F sold a generic drug in the UK under the name Phenytoin Sodium Flynn and owned the UK registered trade mark and Community trade mark for the word FLYNN in respect of pharmaceutical products.

D planned to import the drug into the UK from other member states, where it was manufactured and sold by P under the brand name EPANUTIN, and rebrand it with the name Phenytoin Sodium Flynn. F claimed that this would infringe its trade marks.

D argued that its proposed use would not be “trade mark use” under section 11(2)(b), relying on a disclaimer which explained the distinction between the product and F. D also argued that even if its proposed use was “trade mark use”, the BMS conditions were fulfilled so D was not liable for infringement.

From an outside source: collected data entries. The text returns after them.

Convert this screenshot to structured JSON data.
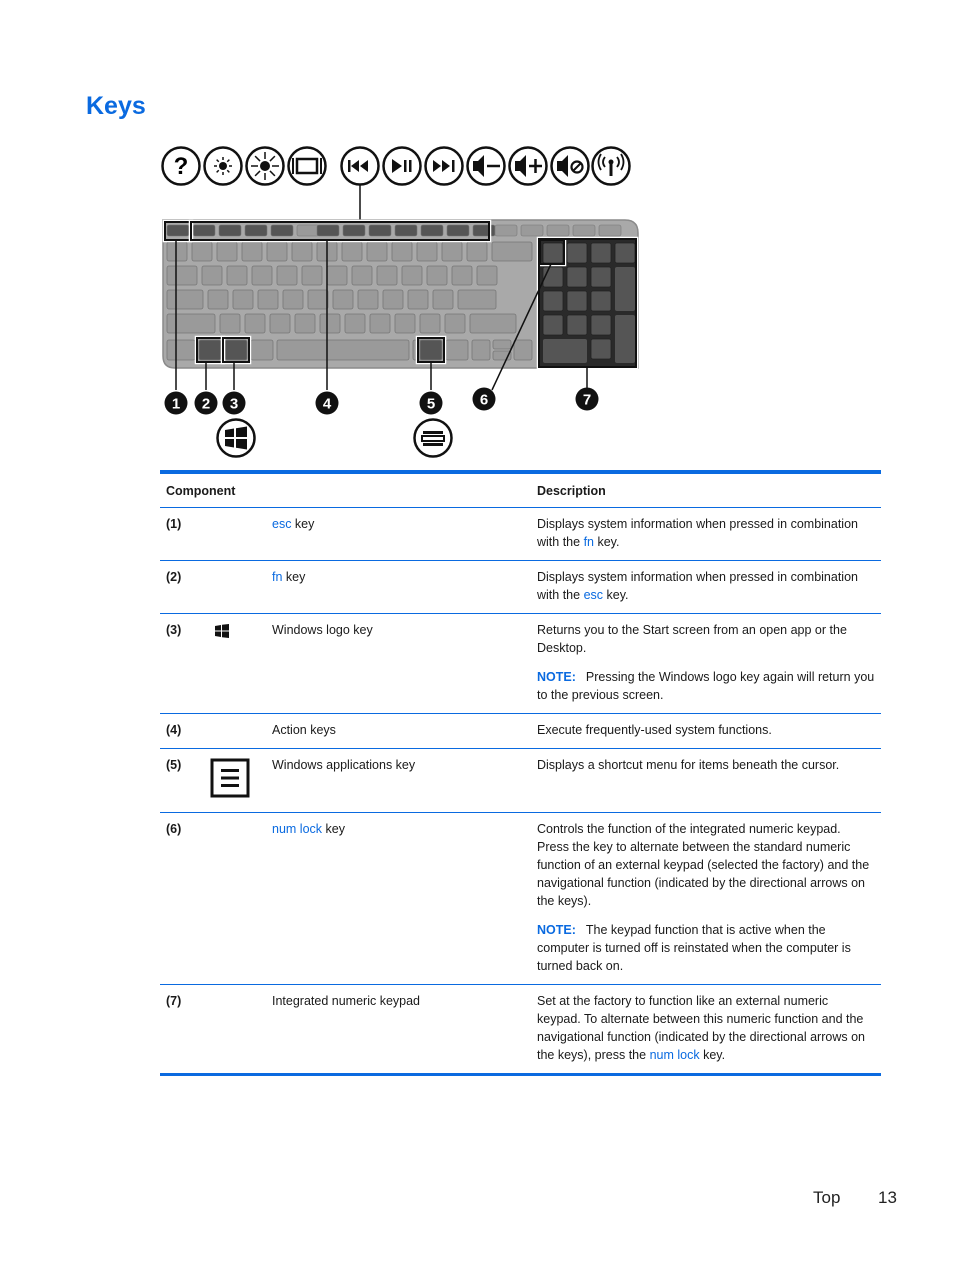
{
  "page": {
    "title": "Keys",
    "footer_section": "Top",
    "page_number": "13"
  },
  "figure": {
    "action_key_icons": [
      "help-icon",
      "brightness-down-icon",
      "brightness-up-icon",
      "switch-display-icon",
      "previous-track-icon",
      "play-pause-icon",
      "next-track-icon",
      "volume-down-icon",
      "volume-up-icon",
      "mute-icon",
      "wireless-icon"
    ],
    "callouts": [
      "1",
      "2",
      "3",
      "4",
      "5",
      "6",
      "7"
    ],
    "callout_icons": [
      "windows-logo-icon",
      "applications-menu-icon"
    ]
  },
  "table": {
    "headers": [
      "Component",
      "Description"
    ],
    "rows": [
      {
        "num": "(1)",
        "icon": "",
        "name_link": "esc",
        "name_rest": " key",
        "desc": [
          {
            "parts": [
              {
                "t": "Displays system information when pressed in combination with the "
              },
              {
                "t": "fn",
                "link": true
              },
              {
                "t": " key."
              }
            ]
          }
        ]
      },
      {
        "num": "(2)",
        "icon": "",
        "name_link": "fn",
        "name_rest": " key",
        "desc": [
          {
            "parts": [
              {
                "t": "Displays system information when pressed in combination with the "
              },
              {
                "t": "esc",
                "link": true
              },
              {
                "t": " key."
              }
            ]
          }
        ]
      },
      {
        "num": "(3)",
        "icon": "windows-logo-icon",
        "name_link": "",
        "name_rest": "Windows logo key",
        "desc": [
          {
            "parts": [
              {
                "t": "Returns you to the Start screen from an open app or the Desktop."
              }
            ]
          },
          {
            "note": "NOTE:",
            "parts": [
              {
                "t": "Pressing the Windows logo key again will return you to the previous screen."
              }
            ]
          }
        ]
      },
      {
        "num": "(4)",
        "icon": "",
        "name_link": "",
        "name_rest": "Action keys",
        "desc": [
          {
            "parts": [
              {
                "t": "Execute frequently-used system functions."
              }
            ]
          }
        ]
      },
      {
        "num": "(5)",
        "icon": "applications-key-icon",
        "name_link": "",
        "name_rest": "Windows applications key",
        "desc": [
          {
            "parts": [
              {
                "t": "Displays a shortcut menu for items beneath the cursor."
              }
            ]
          }
        ]
      },
      {
        "num": "(6)",
        "icon": "",
        "name_link": "num lock",
        "name_rest": " key",
        "desc": [
          {
            "parts": [
              {
                "t": "Controls the function of the integrated numeric keypad. Press the key to alternate between the standard numeric function of an external keypad (selected the factory) and the navigational function (indicated by the directional arrows on the keys)."
              }
            ]
          },
          {
            "note": "NOTE:",
            "parts": [
              {
                "t": "The keypad function that is active when the computer is turned off is reinstated when the computer is turned back on."
              }
            ]
          }
        ]
      },
      {
        "num": "(7)",
        "icon": "",
        "name_link": "",
        "name_rest": "Integrated numeric keypad",
        "desc": [
          {
            "parts": [
              {
                "t": "Set at the factory to function like an external numeric keypad. To alternate between this numeric function and the navigational function (indicated by the directional arrows on the keys), press the "
              },
              {
                "t": "num lock",
                "link": true
              },
              {
                "t": " key."
              }
            ]
          }
        ]
      }
    ]
  },
  "colors": {
    "accent": "#0a6ae0",
    "key_light": "#9a9a9a",
    "key_dark": "#555555"
  }
}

D argued that rebranding was necessary to market the drug in the UK. Doctors would not write prescriptions for the generic drug naming EPANUTIN, as parallel imports were not a guaranteed and stable source of supply for patients. The Medicines and Healthcare Products Regulatory Agency also required parallel imports to be marketed under the same name as used for the UK product, or alternatively the name under which it was marketed in the source country, or a proposed new name.


The ECJ held that D’s proposed use was trade mark use, and would infringe F’s marks.

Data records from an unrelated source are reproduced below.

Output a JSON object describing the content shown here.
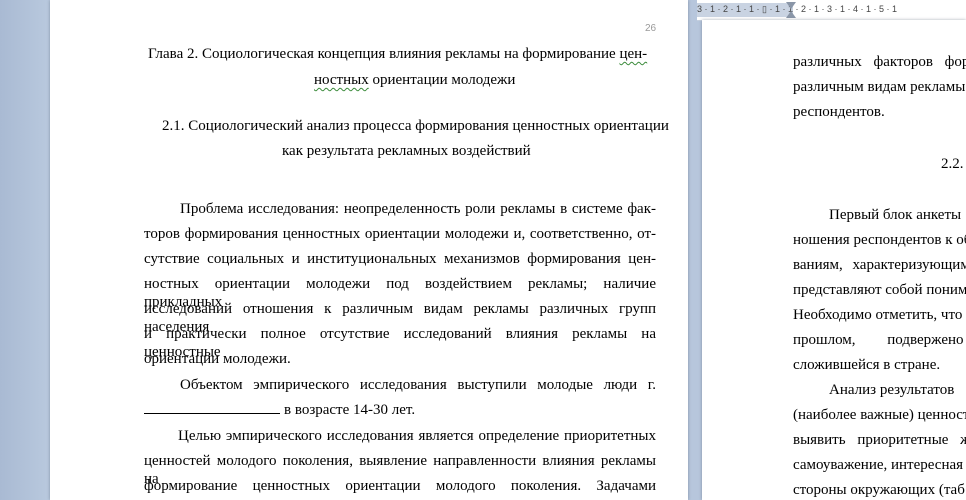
{
  "ruler": {
    "ticks": "3 · 1 · 2 · 1 · 1 · ▯ · 1 · 1 · 2 · 1 · 3 · 1 · 4 · 1 · 5 · 1"
  },
  "left_page": {
    "page_number": "26",
    "title": {
      "line1_a": "Глава 2. Социологическая концепция влияния рекламы на формирование ",
      "line1_b": "цен-",
      "line2_a": "ностных",
      "line2_b": " ориентации молодежи"
    },
    "subtitle": {
      "line1": "2.1. Социологический анализ процесса формирования ценностных ориентации",
      "line2": "как результата рекламных воздействий"
    },
    "body": [
      "Проблема исследования: неопределенность роли рекламы в системе фак-",
      "торов формирования ценностных ориентации молодежи и, соответственно, от-",
      "сутствие социальных и институциональных механизмов формирования цен-",
      "ностных ориентации молодежи под воздействием рекламы; наличие прикладных",
      "исследований отношения к различным видам рекламы различных групп населения",
      "и практически полное отсутствие исследований влияния рекламы на ценностные",
      "ориентации молодежи.",
      "Объектом эмпирического исследования выступили молодые люди г.",
      "в возрасте 14-30 лет.",
      "Целью эмпирического исследования является определение приоритетных",
      "ценностей молодого поколения, выявление направленности влияния рекламы на",
      "формирование ценностных ориентации молодого поколения. Задачами"
    ]
  },
  "right_page": {
    "lines": [
      "различных факторов фор",
      "различным видам рекламы",
      "респондентов.",
      "2.2.",
      "Первый блок анкеты",
      "ношения респондентов к об",
      "ваниям, характеризующим",
      "представляют собой понима",
      "Необходимо отметить, что с",
      "прошлом, подвержено",
      "сложившейся в стране.",
      "Анализ результатов",
      "(наиболее важные) ценност",
      "выявить приоритетные ж",
      "самоуважение, интересная",
      "стороны окружающих (таб"
    ]
  }
}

Section 11(2)(b) did not apply because the use of the word FLYNN was not a description of the goods, as it had no association with medicines or ingredients that denoted the medicine’s qualities or ingredients. Despite D’s disclaimer, the use of the sign would still be perceived by consumers as a mark of origin and so was clearly trade mark use.

The ECJ analysed whether the contractual terms between the manufacturer and the marketing authorisation (MA) holder meant that they were legally the same entity for the purpose of exhaustion of trade mark rights.

To prevent F from asserting its trade marks on the basis of exhaustion of rights, the imported goods must have been placed on the market in the member state from which they were exported by F itself or with its consent. Consent in this context was a question of who controlled the use of the trade mark and the quality of the product. Although F was responsible for marketing the drug in the UK, P was independently responsible for placing EPANUTIN on the market in other member states. The corporate and contractual relationship between F and P obliged F to acquire the UK product from P, but this did not mean that the same entity directly or indirectly controlled the product EPANUTIN in the country of export and Phenytoin Sodium Flynn capsules in the UK. The more important question was who was responsible to the end consumer for the product quality.

So F’s trade mark rights in the name Phenytoin Sodium Flynn were not exhausted in respect of EPANUTIN placed on the market in other member states and it was entitled to enforce its trade marks to prevent the relabeling of the parallel imported products. The BMS conditions were not fulfilled.

The ECJ also noted that if F’s trade mark rights had been exhausted, the BMS conditions would have been satisfied and the proposed rebranding would have been necessary in order to market the drug in the UK.


If trade mark exhaustion had been established, D’s case here would have been helped by the narrow therapeutic index of the drug. As even a slight excess of the drug in the bloodstream could cause toxicity, two preparations of the drug from different sources might produce different effects on the patient. This would make it more difficult to enter the market under any name other than the established brand name of the product.

The judgment is also interesting for its analysis of the contractual terms between the manufacturer and the MA holder in the context of exhaustion of trade mark rights.

Case: Flynn Pharma Ltd v Drugsrus Ltd and another [2015] EWHC 2759 (Ch).